Consumer Protection in the Communications Industry: Moving to best practice - Issues Paper (July 2008)
2. Consumer Protection Framework in Telecommunications
- 2.1. Legislation
- 2.2. Code development
- 2.3. Code content
- 2.4. Dispute resolution
- 2.5. Code compliance monitoring
- 2.6. Code review
The consumer protection framework for telecommunications in Australia is based on a form of co-regulation. It includes high level legislation that provides for the development and registration of industry codes of conduct on consumer issues, with a regulator in place to monitor codes of conduct and enforce non-compliance.
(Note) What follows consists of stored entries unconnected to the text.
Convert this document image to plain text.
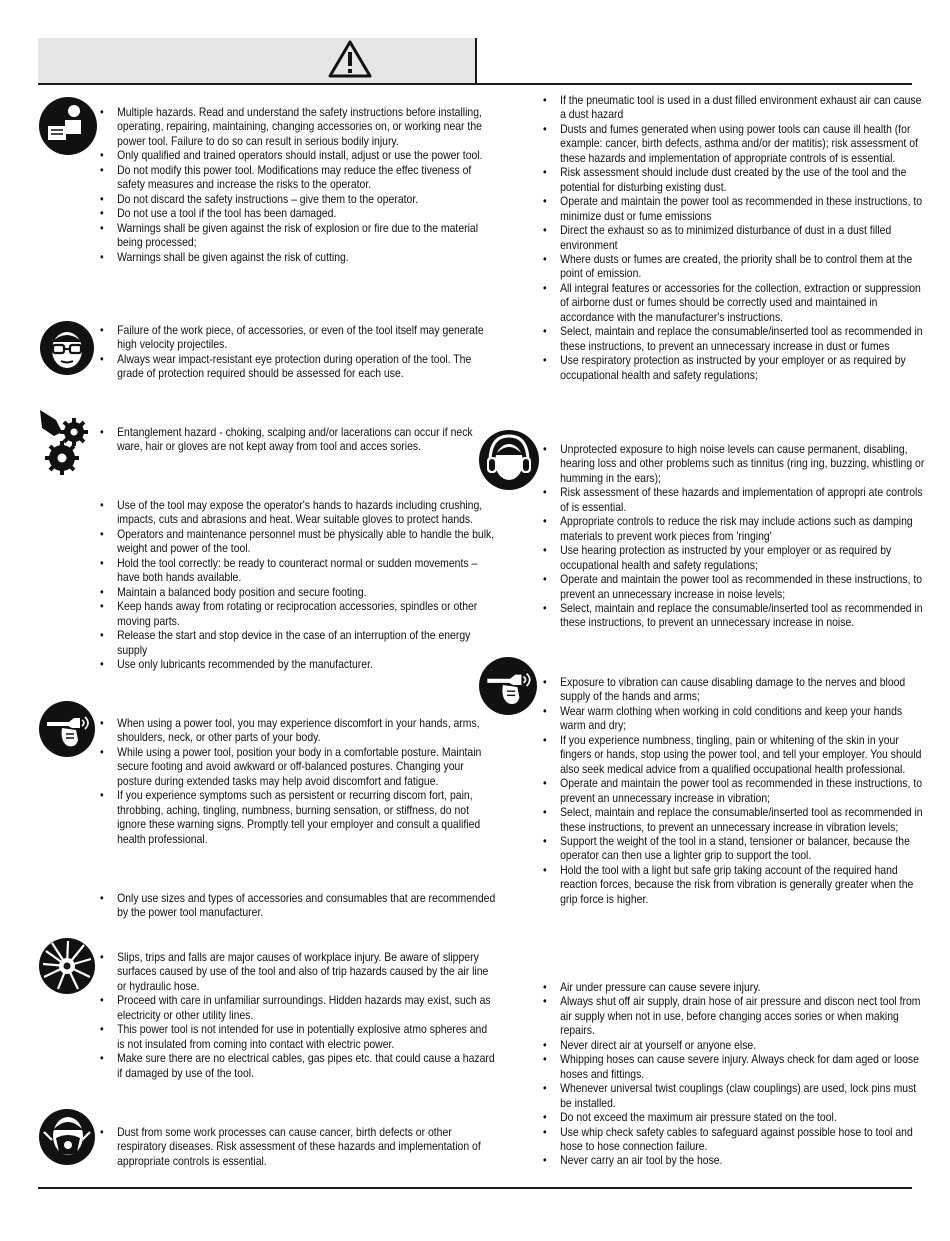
• Multiple hazards. Read and understand the safety instructions before installing, operating, repairing, maintaining, changing accessories on, or working near the power tool. Failure to do so can result in serious bodily injury.
• Only qualified and trained operators should install, adjust or use the power tool.
• Do not modify this power tool. Modifications may reduce the effec tiveness of safety measures and increase the risks to the operator.
• Do not discard the safety instructions – give them to the operator.
• Do not use a tool if the tool has been damaged.
• Warnings shall be given against the risk of explosion or fire due to the material being processed;
• Warnings shall be given against the risk of cutting.
• Failure of the work piece, of accessories, or even of the tool itself may generate high velocity projectiles.
• Always wear impact-resistant eye protection during operation of the tool. The grade of protection required should be assessed for each use.
• Entanglement hazard - choking, scalping and/or lacerations can occur if neck ware, hair or gloves are not kept away from tool and acces sories.
• Use of the tool may expose the operator's hands to hazards including crushing, impacts, cuts and abrasions and heat. Wear suitable gloves to protect hands.
• Operators and maintenance personnel must be physically able to handle the bulk, weight and power of the tool.
• Hold the tool correctly: be ready to counteract normal or sudden movements – have both hands available.
• Maintain a balanced body position and secure footing.
• Keep hands away from rotating or reciprocation accessories, spindles or other moving parts.
• Release the start and stop device in the case of an interruption of the energy supply
• Use only lubricants recommended by the manufacturer.
• When using a power tool, you may experience discomfort in your hands, arms, shoulders, neck, or other parts of your body.
• While using a power tool, position your body in a comfortable posture. Maintain secure footing and avoid awkward or off-balanced postures. Changing your posture during extended tasks may help avoid discomfort and fatigue.
• If you experience symptoms such as persistent or recurring discom fort, pain, throbbing, aching, tingling, numbness, burning sensation, or stiffness, do not ignore these warning signs. Promptly tell your employer and consult a qualified health professional.
• Only use sizes and types of accessories and consumables that are recommended by the power tool manufacturer.
• Slips, trips and falls are major causes of workplace injury. Be aware of slippery surfaces caused by use of the tool and also of trip hazards caused by the air line or hydraulic hose.
• Proceed with care in unfamiliar surroundings. Hidden hazards may exist, such as electricity or other utility lines.
• This power tool is not intended for use in potentially explosive atmo spheres and is not insulated from coming into contact with electric power.
• Make sure there are no electrical cables, gas pipes etc. that could cause a hazard if damaged by use of the tool.
• Dust from some work processes can cause cancer, birth defects or other respiratory diseases. Risk assessment of these hazards and implementation of appropriate controls is essential.
• If the pneumatic tool is used in a dust filled environment exhaust air can cause a dust hazard
• Dusts and fumes generated when using power tools can cause ill health (for example: cancer, birth defects, asthma and/or der matitis); risk assessment of these hazards and implementation of appropriate controls of is essential.
• Risk assessment should include dust created by the use of the tool and the potential for disturbing existing dust.
• Operate and maintain the power tool as recommended in these instructions, to minimize dust or fume emissions
• Direct the exhaust so as to minimized disturbance of dust in a dust filled environment
• Where dusts or fumes are created, the priority shall be to control them at the point of emission.
• All integral features or accessories for the collection, extraction or suppression of airborne dust or fumes should be correctly used and maintained in accordance with the manufacturer's instructions.
• Select, maintain and replace the consumable/inserted tool as recommended in these instructions, to prevent an unnecessary increase in dust or fumes
• Use respiratory protection as instructed by your employer or as required by occupational health and safety regulations;
• Unprotected exposure to high noise levels can cause permanent, disabling, hearing loss and other problems such as tinnitus (ring ing, buzzing, whistling or humming in the ears);
• Risk assessment of these hazards and implementation of appropri ate controls of is essential.
• Appropriate controls to reduce the risk may include actions such as damping materials to prevent work pieces from 'ringing'
• Use hearing protection as instructed by your employer or as required by occupational health and safety regulations;
• Operate and maintain the power tool as recommended in these instructions, to prevent an unnecessary increase in noise levels;
• Select, maintain and replace the consumable/inserted tool as recommended in these instructions, to prevent an unnecessary increase in noise.
• Exposure to vibration can cause disabling damage to the nerves and blood supply of the hands and arms;
• Wear warm clothing when working in cold conditions and keep your hands warm and dry;
• If you experience numbness, tingling, pain or whitening of the skin in your fingers or hands, stop using the power tool, and tell your employer. You should also seek medical advice from a qualified occupational health professional.
• Operate and maintain the power tool as recommended in these instructions, to prevent an unnecessary increase in vibration;
• Select, maintain and replace the consumable/inserted tool as recommended in these instructions, to prevent an unnecessary increase in vibration levels;
• Support the weight of the tool in a stand, tensioner or balancer, because the operator can then use a lighter grip to support the tool.
• Hold the tool with a light but safe grip taking account of the required hand reaction forces, because the risk from vibration is generally greater when the grip force is higher.
• Air under pressure can cause severe injury.
• Always shut off air supply, drain hose of air pressure and discon nect tool from air supply when not in use, before changing acces sories or when making repairs.
• Never direct air at yourself or anyone else.
• Whipping hoses can cause severe injury. Always check for dam aged or loose hoses and fittings.
• Whenever universal twist couplings (claw couplings) are used, lock pins must be installed.
• Do not exceed the maximum air pressure stated on the tool.
• Use whip check safety cables to safeguard against possible hose to tool and hose to hose connection failure.
• Never carry an air tool by the hose.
In practice the framework is neither co-regulation nor self regulation – it is in a strange position between the two. Worse, it is ineffective. As will be seen in this section, the legislation itself is silent on consumer protection issues, the multitudes of codes of conduct are not subject to a meaningful system of signing and compliance, and monitoring and enforcement are applied sparingly and inconsistently.
There is insufficient direction (provided in legislation or otherwise) about the considerations that should be taken into account in deciding that a code-based co-regulatory approach should be taken to a particular market problem. For example there is no system for identifying consumer issues that require either more robust enforcement of existing legislative or code based rules or new direct legislative action.
The current co-regulatory regime in telecommunications does not ensure that best practice is achieved in the development, implementation, monitoring and enforcement of codes of conduct.